Sinopse desenvolvida
Malaquias Rito instalou-se recentemente numa cave em Lisboa, vindo de uma aldeia pequena das Serras de Aire e Candeeiros. É funcionário camarário, varre os passeios da cidade. Em casa, cultiva o pequeno quintal e escreve poesia. Às segundas, vai ao cinema, sessão da meia-noite.
Leonor cresceu em Lisboa, uma zoóloga que nunca se empregou como tal, trabalha como mulher-a-dias e mora num prédio em ruínas, na capital. Vive na negação do mundo e de si própria, sobrevive na desistência. Vai também frequentemente ao cinema, todas as segundas-feiras, à meia-noite.
É precisamente à entrada do cinema que os dois se cruzam: Malaquias aborda Leonor, querendo instintivamente salvá-la de si mesma; Leonor aceita a abordagem, pela doçura.
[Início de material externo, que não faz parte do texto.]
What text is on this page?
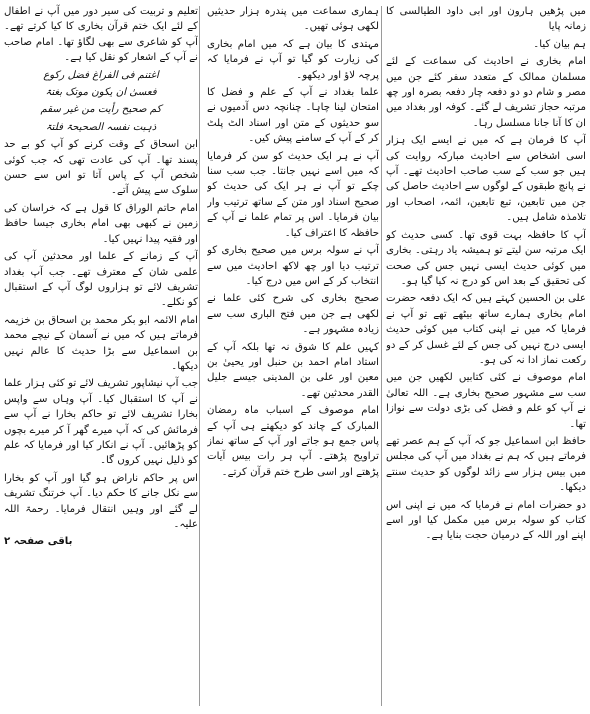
میں پڑھیں ہارون اور ابی داود الطیالسی کا زمانہ پایا

ہم بیان کیا۔

امام بخاری نے احادیث کی سماعت کے لئے مسلمان ممالک کے متعدد سفر کئے جن میں مصر و شام دو دو دفعہ چار دفعہ بصرہ اور چھ مرتبہ حجاز تشریف لے گئے۔ کوفہ اور بغداد میں ان کا آنا جانا مسلسل رہا۔

آپ کا فرمان ہے کہ میں نے ایسے ایک ہزار اسی اشخاص سے احادیث مبارکہ روایت کی ہیں جو سب کے سب صاحب احادیث تھے۔ آپ نے پانچ طبقوں کے لوگوں سے احادیث حاصل کی جن میں تابعین، تبع تابعین، ائمہ، اصحاب اور تلامذہ شامل ہیں۔

آپ کا حافظہ بہت قوی تھا۔ کسی حدیث کو ایک مرتبہ سن لیتے تو ہمیشہ یاد رہتی۔ بخاری میں کوئی حدیث ایسی نہیں جس کی صحت کی تحقیق کے بعد اس کو درج نہ کیا گیا ہو۔

علی بن الحسین کہتے ہیں کہ ایک دفعہ حضرت امام بخاری ہمارے ساتھ بیٹھے تھے تو آپ نے فرمایا کہ میں نے اپنی کتاب میں کوئی حدیث ایسی درج نہیں کی جس کے لئے غسل کر کے دو رکعت نماز ادا نہ کی ہو۔

امام موصوف نے کئی کتابیں لکھیں جن میں سب سے مشہور صحیح بخاری ہے۔ اللہ تعالیٰ نے آپ کو علم و فضل کی بڑی دولت سے نوازا تھا۔

حافظ ابن اسماعیل جو کہ آپ کے ہم عصر تھے فرماتے ہیں کہ ہم نے بغداد میں آپ کی مجلس میں بیس ہزار سے زائد لوگوں کو حدیث سنتے دیکھا۔

دو حضرات امام نے فرمایا کہ میں نے اپنی اس کتاب کو سولہ برس میں مکمل کیا اور اسے اپنے اور اللہ کے درمیان حجت بنایا ہے۔

ہماری سماعت میں پندرہ ہزار حدیثیں لکھی ہوئی تھیں۔

مہتدی کا بیان ہے کہ میں امام بخاری کی زیارت کو گیا تو آپ نے فرمایا کہ پرچہ لاؤ اور دیکھو۔

علما بغداد نے آپ کے علم و فضل کا امتحان لینا چاہا۔ چنانچہ دس آدمیوں نے سو حدیثوں کے متن اور اسناد الٹ پلٹ کر کے آپ کے سامنے پیش کیں۔

آپ نے ہر ایک حدیث کو سن کر فرمایا کہ میں اسے نہیں جانتا۔ جب سب سنا چکے تو آپ نے ہر ایک کی حدیث کو صحیح اسناد اور متن کے ساتھ ترتیب وار بیان فرمایا۔ اس پر تمام علما نے آپ کے حافظہ کا اعتراف کیا۔

آپ نے سولہ برس میں صحیح بخاری کو ترتیب دیا اور چھ لاکھ احادیث میں سے انتخاب کر کے اس میں درج کیا۔

صحیح بخاری کی شرح کئی علما نے لکھی ہے جن میں فتح الباری سب سے زیادہ مشہور ہے۔

کہیں علم کا شوق نہ تھا بلکہ آپ کے استاد امام احمد بن حنبل اور یحییٰ بن معین اور علی بن المدینی جیسے جلیل القدر محدثین تھے۔

امام موصوف کے اسباب ماہ رمضان المبارک کے چاند کو دیکھتے ہی آپ کے پاس جمع ہو جاتے اور آپ کے ساتھ نماز تراویح پڑھتے۔ آپ ہر رات بیس آیات پڑھتے اور اسی طرح ختم قرآن کرتے۔

تعلیم و تربیت کی سیر دور میں آپ نے اطفال کے لئے ایک ختم قرآن بخاری کا کیا کرتے تھے۔ آپ کو شاعری سے بھی لگاؤ تھا۔ امام صاحب نے آپ کے اشعار کو نقل کیا ہے۔

اغتنم فی الفراغ فضل رکوع

فعسیٰ ان یکون موتک بغتۃ

کم صحیح رأیت من غیر سقم

ذہبت نفسہ الصحیحۃ فلتۃ

ابن اسحاق کے وقت کرنے کو آپ کو بے حد پسند تھا۔ آپ کی عادت تھی کہ جب کوئی شخص آپ کے پاس آتا تو اس سے حسن سلوک سے پیش آتے۔

امام حاتم الوراق کا قول ہے کہ خراسان کی زمین نے کبھی بھی امام بخاری جیسا حافظ اور فقیہ پیدا نہیں کیا۔

آپ کے زمانے کے علما اور محدثین آپ کی علمی شان کے معترف تھے۔ جب آپ بغداد تشریف لائے تو ہزاروں لوگ آپ کے استقبال کو نکلے۔

امام الائمہ ابو بکر محمد بن اسحاق بن خزیمہ فرماتے ہیں کہ میں نے آسمان کے نیچے محمد بن اسماعیل سے بڑا حدیث کا عالم نہیں دیکھا۔

جب آپ نیشاپور تشریف لائے تو کئی ہزار علما نے آپ کا استقبال کیا۔ آپ وہاں سے واپس بخارا تشریف لائے تو حاکم بخارا نے آپ سے فرمائش کی کہ آپ میرے گھر آ کر میرے بچوں کو پڑھائیں۔ آپ نے انکار کیا اور فرمایا کہ علم کو ذلیل نہیں کروں گا۔

اس پر حاکم ناراض ہو گیا اور آپ کو بخارا سے نکل جانے کا حکم دیا۔ آپ خرتنگ تشریف لے گئے اور وہیں انتقال فرمایا۔ رحمۃ اللہ علیہ۔

باقی صفحہ ۲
Vêem filmes juntos, bebem chá, caminham pela cidade, perscrutam o Tejo, conversam e partilham o mesmo silêncio. Na casa de Malaquias, Leonor lê os poemas dele. A palavra irrompe, de súbito, em surdina. Ele salva-a sem que ela queira. Ela fica sem que ele peça. Fazem amor e enfrentam-se despidos.
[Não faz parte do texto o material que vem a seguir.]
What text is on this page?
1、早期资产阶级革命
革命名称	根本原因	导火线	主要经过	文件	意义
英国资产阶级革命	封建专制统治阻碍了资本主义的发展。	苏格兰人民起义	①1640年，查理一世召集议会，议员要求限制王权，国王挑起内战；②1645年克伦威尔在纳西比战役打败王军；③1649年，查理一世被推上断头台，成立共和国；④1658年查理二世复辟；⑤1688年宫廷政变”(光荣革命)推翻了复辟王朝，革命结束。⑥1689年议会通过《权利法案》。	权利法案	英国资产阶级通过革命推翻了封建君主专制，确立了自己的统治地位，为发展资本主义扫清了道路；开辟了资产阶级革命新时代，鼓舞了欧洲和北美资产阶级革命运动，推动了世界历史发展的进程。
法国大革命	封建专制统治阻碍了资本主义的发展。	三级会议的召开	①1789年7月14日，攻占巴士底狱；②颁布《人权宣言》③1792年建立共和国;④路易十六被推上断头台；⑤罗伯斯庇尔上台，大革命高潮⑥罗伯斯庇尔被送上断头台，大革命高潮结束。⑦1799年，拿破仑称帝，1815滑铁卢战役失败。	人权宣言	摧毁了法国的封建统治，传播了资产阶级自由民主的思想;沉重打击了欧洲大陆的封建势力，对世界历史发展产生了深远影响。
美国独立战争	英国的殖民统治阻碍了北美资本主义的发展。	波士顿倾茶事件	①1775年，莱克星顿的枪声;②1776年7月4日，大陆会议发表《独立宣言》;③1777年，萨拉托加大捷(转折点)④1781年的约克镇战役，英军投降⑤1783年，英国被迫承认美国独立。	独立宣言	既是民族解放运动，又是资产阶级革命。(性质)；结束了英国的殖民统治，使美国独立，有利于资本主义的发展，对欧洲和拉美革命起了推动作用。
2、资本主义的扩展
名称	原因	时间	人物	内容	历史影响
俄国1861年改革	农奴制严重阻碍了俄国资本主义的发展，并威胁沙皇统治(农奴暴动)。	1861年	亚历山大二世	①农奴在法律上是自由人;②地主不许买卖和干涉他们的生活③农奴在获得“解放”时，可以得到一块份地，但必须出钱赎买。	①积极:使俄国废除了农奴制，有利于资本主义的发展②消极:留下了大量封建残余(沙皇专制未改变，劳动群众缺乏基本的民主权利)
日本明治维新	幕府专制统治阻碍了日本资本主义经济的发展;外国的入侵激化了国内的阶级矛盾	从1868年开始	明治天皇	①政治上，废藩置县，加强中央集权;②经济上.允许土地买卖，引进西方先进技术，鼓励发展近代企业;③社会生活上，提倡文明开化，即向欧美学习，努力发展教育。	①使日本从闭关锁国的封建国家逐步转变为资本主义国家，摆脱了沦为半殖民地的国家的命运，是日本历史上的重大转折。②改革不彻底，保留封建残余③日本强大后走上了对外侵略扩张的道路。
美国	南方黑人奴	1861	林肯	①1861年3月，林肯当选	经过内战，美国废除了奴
Depois de juntos, diante do mar, decidem mudar-se para a Serra: ele amanha a terra e escreve; ela é intérprete ambiental, especializada na flora e fauna daquela área; têm um burro que os ajuda e acompanha. As suas vidas tornam-se o espaço calcário que habitam, e o burro foge porque não suporta a dor.
NOTAS DE REALIZAÇÃO
O filme é o caminho de um homem e de uma mulher. Leonor e Malaquias afirmam-se através da paisagem, contra um certo estado do mundo. Refugiam-se um no outro, isolando-se num longe relativo, e a sua única fatalidade é o de terem de permanecer juntos, porque o reconhecimento (de um em relação ao outro) os redime dessa História que a sua memória recusa. Amam como uma forma extrema de inteligência. Mas o campo é tão violento e alienado quanto a cidade, o burro é a marca disso. Ficar é resistir ou apagar-se?
CARACTERIZAÇÃO DAS PERSONAGENS
Malaquias Rito
Homem baixo (1,65m); entroncado mas elegante; mãos grossas de pele marcada; branco mas queimado do sol; cabelo preto e curto. Tem 35 anos. É tímido mas determinado.
Ao falar utiliza, geralmente, um vocabulário rebuscado, como se escrevesse pela boca. Uma voz bem colocada, declamadora. Completou o ensino secundário perto da sua terra natal nas Serras de Aire e Candeeiros. Gosta muito de ler e de cultivar flores.
Vive, recentemente, numa cave em Lisboa, onde, para além de ser poeta, é funcionário municipal, varredor: turno da madrugada, seis dias por semana.
Veste calças escuras, camisas claras de manga comprida (que enrola até ao cotovelo), roupa interior branca (camisas interiores de alças). Roupa sempre bem arranjada, engomada.
Leonor
Mulher de estatura média (1,70m); encorpada mas graciosa; mãos e pés grandes, marcados; pele muito branca; cabelo castanho claro, comprido e ligeiramente ondulado. Tem 30 anos. Olhar agudo. Postura severa, andar determinado, gesto sem hesitação nenhuma. O temperamento dela alterna entre a ebulição interior e a tranquilidade indiferente. Vive na negação do mundo e na desistência de si mesma. Quando fala, tem trejeitos subtis de criança.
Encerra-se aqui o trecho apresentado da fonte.